I also don't quite get their comments about needing to turn everything into an app.
Win8 pro tablets are basically a more portable laptop without a keyboard (but with the same price), so I thought that you were talking of the ARM versions running RT (which are also cheaper).
Also, all jobs that require a portable device are already filled with a ruggedized PDAs that work fine in far worse conditions than what a tablet could withstand. Tablets would not add anything, only costs and risks.
My company upgrades computers every three years.
heh, what they *cough*trash*cough* sell to me and similar shops still has stickers with XP pro licences, and on average was bought in 2006-2007. Laptops are an exception, and I can find anything with just a year or two, but that's because managers want their toys to be bleeding edge even if they won't do more than Office with them.

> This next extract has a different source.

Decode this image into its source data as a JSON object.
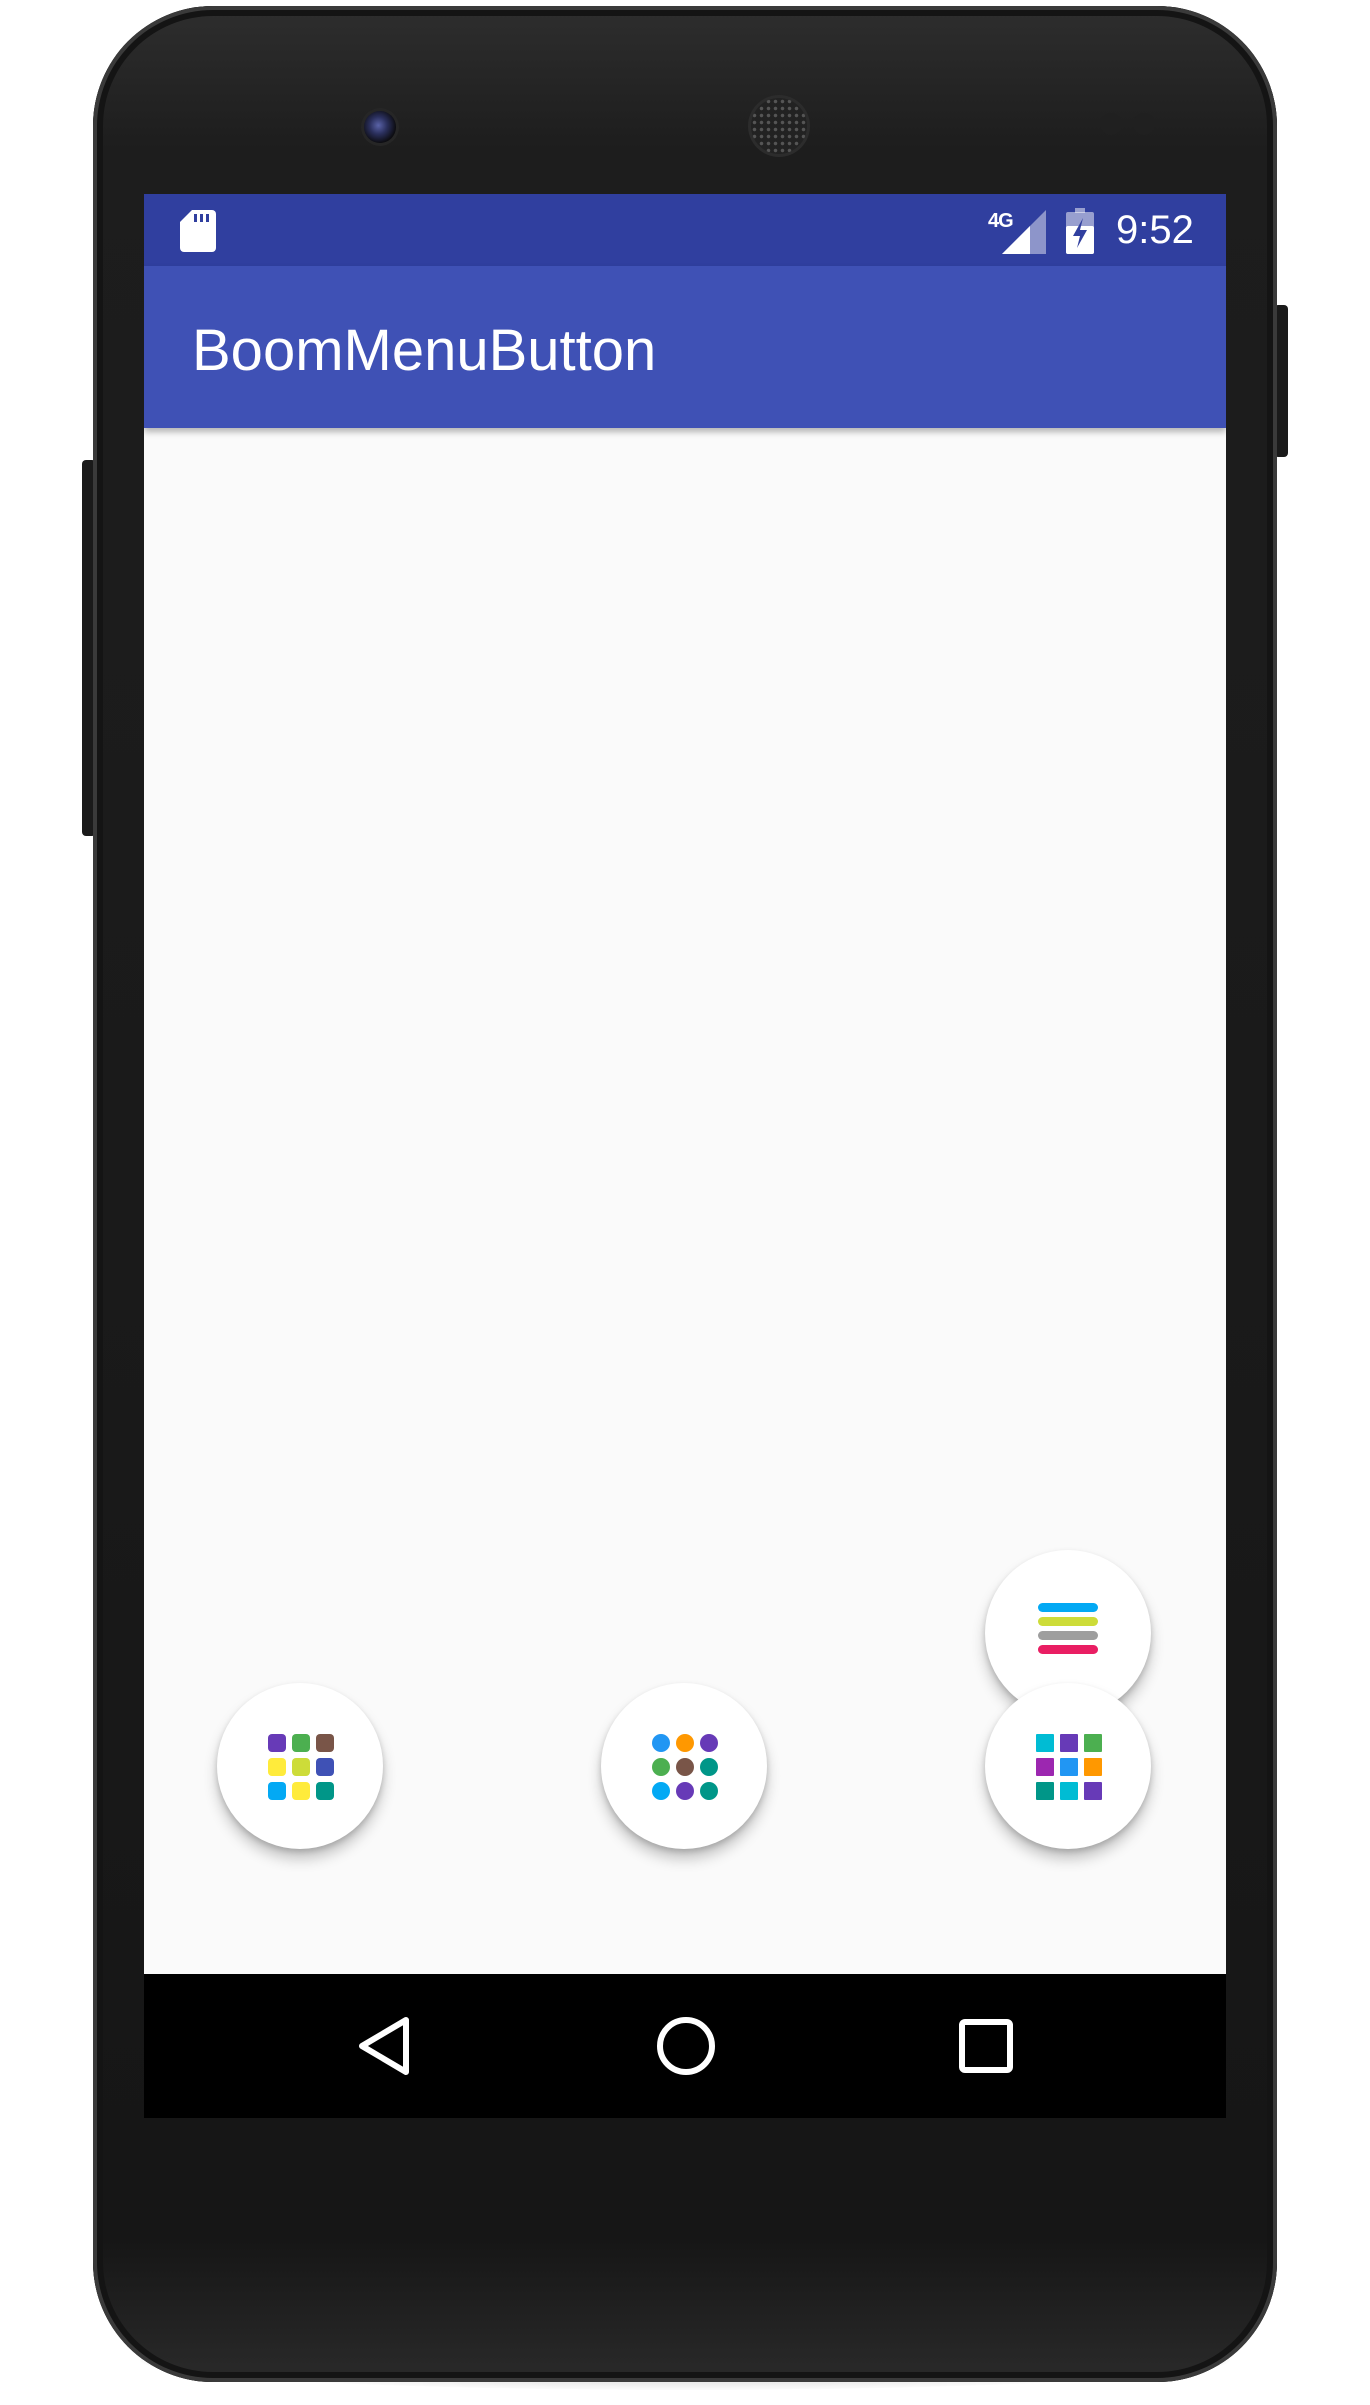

I get cheap MAK licenses due to our non-profit status.
Hey man, you're cheating.

Although I've seen my share of pirated stuff in companies (some companies with 100+ win 7 workstations and no licence to be found anywhere... a few Server 2008 R2 Datacenter worth around 5000 $ installed on suspicious machines.. :huh

, so we can say they even the field with that.
If I closed my mind to new products and only looked backwards, I'd be failing myself and my company.
Wasting resources in useless upgrades is worse, especially if the company isn't swimming in cash. Bulk of the jobs are data insertion-retrieval and office applications from fixed emplacements. They could run Win 2000 and it would be fine.
Designers with some special need often use decrepit Mac tower computers but I've seen second-hand gaming rigs (lol two GTX 270 cards in SLI to run Maya and 3D Max) being pressed into service as well.
Then again, managers change laptop and smartphone every year, use as their personal cars the company-owned SUVs, and ... you get the idea.